Diving into Data Types

For Data Engineers

Feb 12, 2024

This is an interesting one, especially for Data Engineers who’ve spent their life under the thumb of SQL and Python … which is probably most of us. That’s our life.

Keep daydreaming about Rust, ain’t going to happen.

It’s very probable, for most data folk, that they think of Data Types in the context of SQL … say Postgres data types, and if they are heavy Python users, maybe a list or dictionary comes to mind.

Dare I say it, when everything is an object in Python, and you’ve never learned a compiled language … you simply stop caring after a while. That’s ok … most of the time until it’s not.

You should check out Prefect, the sponsor of the newsletter this week! Prefect is a workflow orchestration tool that gives you observability across all of your data pipelines. Deploy your Python code in minutes with Prefect Cloud.

There are Data Types, and there are Data Types. You know what I mean?

When it comes to Data Engineering, those who spend their days pushing and pulling vast amounts of data over the hill and through the woods … to you know’s house … can get a little weary of the subject.

But, we also think about Data Types slightly differently than most classic Software Engineers I think.

They are worried about which memory structure takes up too much space in memory, and which is the best way to access some thingy in some other listy-array-thingy. Data Engineers worry about the data type of column in 300TBs of Parquet files stored in an s3 bucket.

The same, but not the same.

So what ARE we talking about? Postgres columns? File storage columns in Parquet files? Lists, Dictionaries, Strings in a Python program? Dare I say an array or struct in Rust?

We are talking about all of it.

The Goal

What we want to do today is to simply raise “Data Types” into the minds of those who don’t think about them much. We just want to give you a gentle pat on the head, like your dear old grandmother, give you a cookie and some tea, and say “There, there, now you don’t think it’s wise to completely ignore data types your whole life do you?”

Data At Rest

Let’s start our little journey talking about Data Types we use at rest, in storage and common mistakes Data Engineers make who get lazy, old, both, or just don’t know any better.

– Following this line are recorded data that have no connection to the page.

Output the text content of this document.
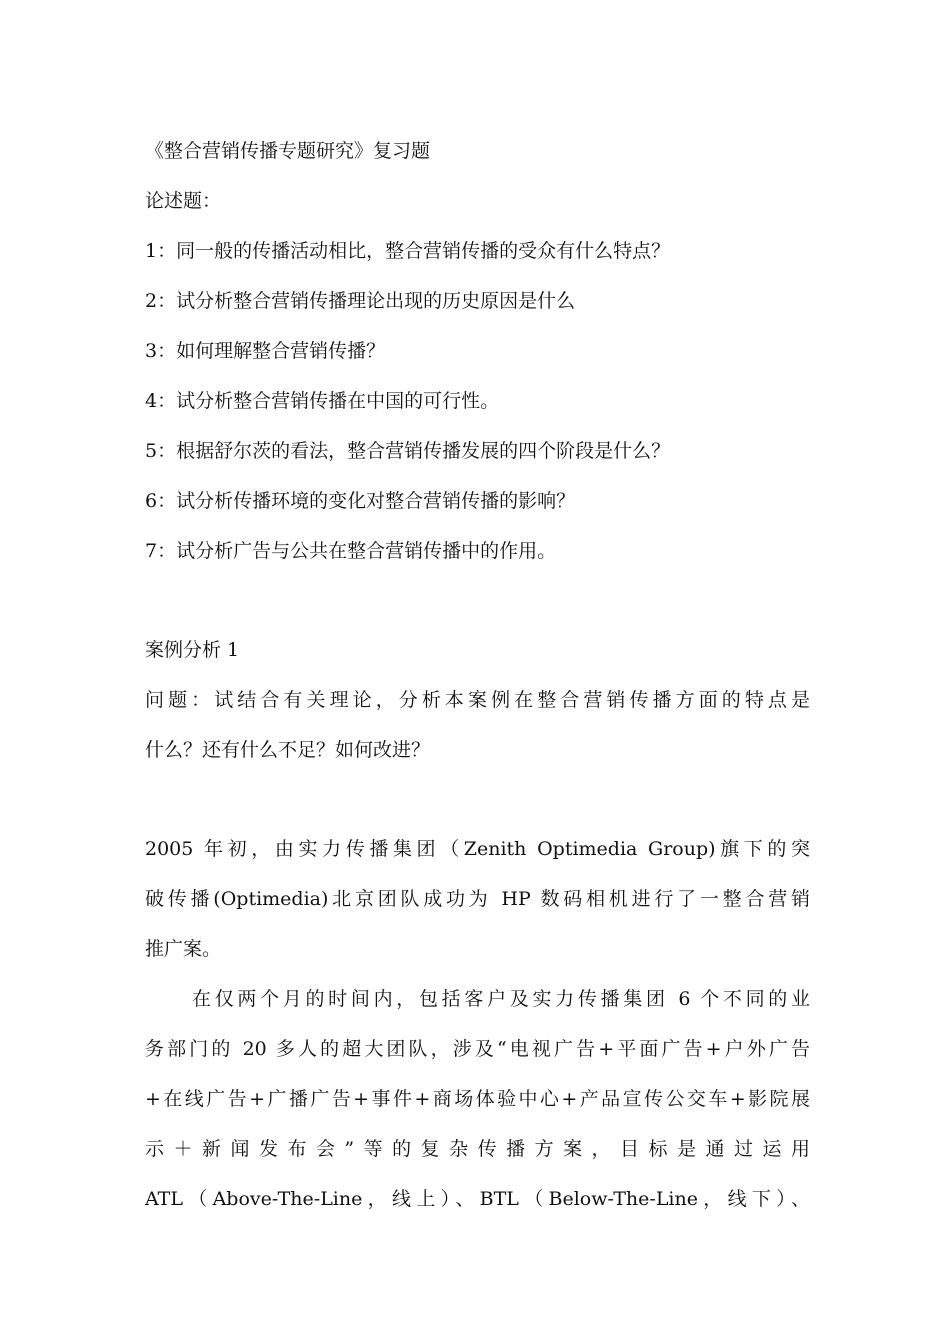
《整合营销传播专题研究》复习题
论述题：
1：同一般的传播活动相比，整合营销传播的受众有什么特点？
2：试分析整合营销传播理论出现的历史原因是什么
3：如何理解整合营销传播？
4：试分析整合营销传播在中国的可行性。
5：根据舒尔茨的看法，整合营销传播发展的四个阶段是什么？
6：试分析传播环境的变化对整合营销传播的影响？
7：试分析广告与公共在整合营销传播中的作用。
案例分析 1
问题：试结合有关理论，分析本案例在整合营销传播方面的特点是
什么？还有什么不足？如何改进？
2005 年初，由实力传播集团（Zenith Optimedia Group)旗下的突
破传播(Optimedia)北京团队成功为 HP 数码相机进行了一整合营销
推广案。
在仅两个月的时间内，包括客户及实力传播集团 6 个不同的业
务部门的 20 多人的超大团队，涉及“电视广告+平面广告+户外广告
+在线广告+广播广告+事件+商场体验中心+产品宣传公交车+影院展
示＋新闻发布会”等的复杂传播方案，目标是通过运用
ATL（Above-The-Line，线上）、BTL（Below-The-Line，线下）、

And, we could ask why it matters, let’s just store everything as STRING or VARCHAR like most people do.

Disk space matters (data types impact storage size)
Reading data from disk only to convert it to another data type is wasteful and time-consuming.
Correct data types reduce errors in increase data quality.

Let’s take Parquet files as an example. Let’s list all the possible data types we could store … and you tell me how many you have actually used.

My guess is not many of them. I mean we could apply the same concept to Postgres and other storage systems as well. Typically they provide a wide range of very specific Data Types.

Yet, most Data Engineers when working on defining schemas or data models simply don’t think very hard about this part.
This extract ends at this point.